As folhagens mostram, a começar do seculo XV, fórmas inteiramente differentes das que notámos nos seculos XIII e XIV, são folhas de couve encrespadas, de cardo e outras plantas. As folhas de vinha foram tambem empregadas com as outras folhas recortadas: estas formam, nas hombreiras das portas, das janellas, cornijas e festões executados com tanta habilidade, que parece se despegam da pedra, e são apenas adherentes na sua superficie: estas grinaldas eram ás vezes entrelaçadas com fitas.
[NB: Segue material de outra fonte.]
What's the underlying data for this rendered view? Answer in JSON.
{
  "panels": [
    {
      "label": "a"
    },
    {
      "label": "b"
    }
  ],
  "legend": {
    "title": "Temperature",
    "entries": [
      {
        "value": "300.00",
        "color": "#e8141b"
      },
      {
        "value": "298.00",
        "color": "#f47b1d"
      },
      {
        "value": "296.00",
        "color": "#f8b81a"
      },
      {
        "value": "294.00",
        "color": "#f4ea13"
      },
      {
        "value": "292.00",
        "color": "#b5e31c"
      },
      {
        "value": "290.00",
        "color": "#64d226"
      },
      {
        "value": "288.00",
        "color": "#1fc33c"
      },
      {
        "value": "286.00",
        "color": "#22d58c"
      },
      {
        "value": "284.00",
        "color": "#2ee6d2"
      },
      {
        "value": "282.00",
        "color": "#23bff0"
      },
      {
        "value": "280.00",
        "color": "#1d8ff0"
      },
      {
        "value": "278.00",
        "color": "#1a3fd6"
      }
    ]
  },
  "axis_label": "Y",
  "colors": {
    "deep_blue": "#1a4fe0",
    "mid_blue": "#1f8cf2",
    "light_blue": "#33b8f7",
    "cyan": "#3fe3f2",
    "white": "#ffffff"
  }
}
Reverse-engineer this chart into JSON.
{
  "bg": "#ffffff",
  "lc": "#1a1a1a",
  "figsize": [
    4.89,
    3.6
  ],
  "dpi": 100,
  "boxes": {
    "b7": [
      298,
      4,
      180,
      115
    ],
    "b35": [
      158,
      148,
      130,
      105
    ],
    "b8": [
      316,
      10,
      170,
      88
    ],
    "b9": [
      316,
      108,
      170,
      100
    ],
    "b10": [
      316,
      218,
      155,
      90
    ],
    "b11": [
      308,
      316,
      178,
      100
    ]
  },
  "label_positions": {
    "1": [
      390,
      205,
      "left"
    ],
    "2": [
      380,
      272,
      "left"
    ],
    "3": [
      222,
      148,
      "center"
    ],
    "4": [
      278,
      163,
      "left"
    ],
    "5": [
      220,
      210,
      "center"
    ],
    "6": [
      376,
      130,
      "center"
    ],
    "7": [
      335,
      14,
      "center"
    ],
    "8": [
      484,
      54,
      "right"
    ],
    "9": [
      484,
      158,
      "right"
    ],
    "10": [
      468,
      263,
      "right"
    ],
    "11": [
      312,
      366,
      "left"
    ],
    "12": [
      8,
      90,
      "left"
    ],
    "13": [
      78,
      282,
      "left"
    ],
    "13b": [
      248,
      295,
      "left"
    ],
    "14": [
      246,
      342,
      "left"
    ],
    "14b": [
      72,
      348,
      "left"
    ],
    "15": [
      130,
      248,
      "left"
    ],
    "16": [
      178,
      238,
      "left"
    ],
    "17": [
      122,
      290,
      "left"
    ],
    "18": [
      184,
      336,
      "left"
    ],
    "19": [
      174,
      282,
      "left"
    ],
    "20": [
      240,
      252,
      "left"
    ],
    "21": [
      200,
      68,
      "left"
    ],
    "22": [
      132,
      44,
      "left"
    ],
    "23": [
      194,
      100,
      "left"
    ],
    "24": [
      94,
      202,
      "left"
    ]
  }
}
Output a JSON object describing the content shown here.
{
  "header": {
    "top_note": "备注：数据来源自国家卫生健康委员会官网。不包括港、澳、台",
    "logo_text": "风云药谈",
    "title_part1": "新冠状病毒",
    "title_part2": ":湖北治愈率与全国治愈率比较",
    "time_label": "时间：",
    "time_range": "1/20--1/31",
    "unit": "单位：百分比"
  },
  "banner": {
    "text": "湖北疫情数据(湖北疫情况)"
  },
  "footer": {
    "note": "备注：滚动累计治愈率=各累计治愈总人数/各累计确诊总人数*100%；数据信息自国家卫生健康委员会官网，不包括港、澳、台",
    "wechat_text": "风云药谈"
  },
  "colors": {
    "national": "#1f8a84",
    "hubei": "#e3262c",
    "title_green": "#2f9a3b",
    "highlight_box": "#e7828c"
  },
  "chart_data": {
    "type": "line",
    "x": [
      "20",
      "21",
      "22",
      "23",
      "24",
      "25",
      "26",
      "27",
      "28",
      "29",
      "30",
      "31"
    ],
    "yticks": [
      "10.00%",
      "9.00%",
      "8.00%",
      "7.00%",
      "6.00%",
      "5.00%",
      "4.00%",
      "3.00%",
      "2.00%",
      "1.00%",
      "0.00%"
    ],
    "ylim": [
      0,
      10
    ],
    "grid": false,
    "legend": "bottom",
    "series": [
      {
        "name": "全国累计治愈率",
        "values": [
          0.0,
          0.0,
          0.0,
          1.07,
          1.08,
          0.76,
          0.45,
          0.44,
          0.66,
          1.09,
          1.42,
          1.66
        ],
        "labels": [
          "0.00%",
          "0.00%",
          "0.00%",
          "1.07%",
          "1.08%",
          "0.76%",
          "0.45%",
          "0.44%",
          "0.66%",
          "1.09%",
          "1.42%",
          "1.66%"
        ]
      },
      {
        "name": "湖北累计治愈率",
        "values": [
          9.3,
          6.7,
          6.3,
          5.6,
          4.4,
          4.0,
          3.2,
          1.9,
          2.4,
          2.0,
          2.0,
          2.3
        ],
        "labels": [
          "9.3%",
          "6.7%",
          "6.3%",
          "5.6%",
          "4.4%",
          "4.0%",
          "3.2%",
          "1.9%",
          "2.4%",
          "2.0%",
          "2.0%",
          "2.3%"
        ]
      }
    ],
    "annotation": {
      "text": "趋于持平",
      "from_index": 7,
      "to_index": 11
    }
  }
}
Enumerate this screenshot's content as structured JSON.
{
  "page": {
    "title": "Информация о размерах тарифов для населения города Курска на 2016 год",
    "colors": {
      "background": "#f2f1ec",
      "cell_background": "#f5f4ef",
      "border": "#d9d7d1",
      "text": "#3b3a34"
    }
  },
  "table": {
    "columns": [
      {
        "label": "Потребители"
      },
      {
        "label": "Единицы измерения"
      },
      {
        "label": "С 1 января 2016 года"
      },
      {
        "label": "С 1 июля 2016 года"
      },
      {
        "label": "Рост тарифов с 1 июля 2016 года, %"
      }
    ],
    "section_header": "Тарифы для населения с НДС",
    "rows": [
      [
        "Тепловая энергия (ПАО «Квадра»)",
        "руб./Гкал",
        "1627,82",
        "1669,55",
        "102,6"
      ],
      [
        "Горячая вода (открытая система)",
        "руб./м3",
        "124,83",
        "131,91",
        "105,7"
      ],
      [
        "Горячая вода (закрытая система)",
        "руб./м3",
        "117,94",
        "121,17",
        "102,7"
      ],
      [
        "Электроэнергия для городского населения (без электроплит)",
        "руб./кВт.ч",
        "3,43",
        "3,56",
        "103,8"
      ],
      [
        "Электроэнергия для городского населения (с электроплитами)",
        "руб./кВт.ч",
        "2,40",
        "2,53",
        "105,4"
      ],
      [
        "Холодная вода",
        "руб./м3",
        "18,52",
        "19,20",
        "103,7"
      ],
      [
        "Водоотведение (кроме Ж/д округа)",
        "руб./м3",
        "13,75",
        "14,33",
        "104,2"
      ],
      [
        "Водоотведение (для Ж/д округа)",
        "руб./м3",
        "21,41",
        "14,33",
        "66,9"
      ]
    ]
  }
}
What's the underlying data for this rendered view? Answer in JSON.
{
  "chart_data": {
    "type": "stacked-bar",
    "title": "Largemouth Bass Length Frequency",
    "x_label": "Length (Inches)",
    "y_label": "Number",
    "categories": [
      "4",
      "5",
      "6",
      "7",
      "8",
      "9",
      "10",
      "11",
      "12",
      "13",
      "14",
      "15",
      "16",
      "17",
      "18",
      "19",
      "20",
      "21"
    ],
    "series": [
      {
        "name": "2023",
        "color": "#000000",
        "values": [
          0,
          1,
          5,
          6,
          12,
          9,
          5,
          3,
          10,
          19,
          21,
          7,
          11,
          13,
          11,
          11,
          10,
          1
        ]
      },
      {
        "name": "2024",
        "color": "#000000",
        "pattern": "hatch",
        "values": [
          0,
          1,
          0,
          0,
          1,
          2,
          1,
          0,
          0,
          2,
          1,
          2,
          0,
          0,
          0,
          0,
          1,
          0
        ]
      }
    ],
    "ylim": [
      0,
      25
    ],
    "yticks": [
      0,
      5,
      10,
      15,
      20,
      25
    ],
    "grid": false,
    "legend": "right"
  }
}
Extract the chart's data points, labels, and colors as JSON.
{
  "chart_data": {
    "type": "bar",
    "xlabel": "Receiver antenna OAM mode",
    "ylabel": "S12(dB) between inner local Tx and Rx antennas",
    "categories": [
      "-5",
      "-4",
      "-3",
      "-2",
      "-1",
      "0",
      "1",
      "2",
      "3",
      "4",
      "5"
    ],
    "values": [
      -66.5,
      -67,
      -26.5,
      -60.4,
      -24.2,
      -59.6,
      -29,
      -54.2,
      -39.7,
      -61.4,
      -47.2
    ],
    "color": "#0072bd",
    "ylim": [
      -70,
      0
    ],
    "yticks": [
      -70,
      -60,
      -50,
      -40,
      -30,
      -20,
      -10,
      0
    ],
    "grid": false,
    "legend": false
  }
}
Os esculptores divertiam-se tambem em representar diversos animaes entre as folhagens.
Figura 233: Grinaldas de folhas recortadas
Os crochets, em parte differentes dos executados no seculo XIV, mostram em geral mudança de fórma análoga a dos ornamentos, representam folhas de couve ou cardo encrespadas, arredondadas, reviradas, parecendo-se com cabeças de golphinhos.
Contrafortes
O fragmento representado na pag. seguinte [fig. 234], mostra o effeito dos apainelados, dos pinaculos na sua applicação descançando sobre animaes—caryatides; finalmente os dos frontões triangulares, por cima das janellas ornados de folhas encrespadas, rematavam com balaustradas e divisões do estylo flamejante de labaredas.
Figura 234: Pinaculos descançando sobre animaes—caryátides
Columnas e pilastras
Já não se vêem columnasinhas enfeixadas, porque foram substituidas por simples nervuras prismzticas. Os capiteis, mais geraes, eram ornadas de folhagens encrespadas, dispostas em dois ramos sobrepostos um ao outro. No final do seculo XV e no XVI, não é raro encontrar as columnas completamente sem capiteis; então as nervuras dos pilares prolongam-se sem interrupção até ao cimo do edificio e formam um todo com os arcos ramificados de abobada. Sobre algumas pilastras, encontram-se pinaculos, molduras com grandes relevos mais ou menos complicados, e misulas para servirem de peanhas ás estatuas.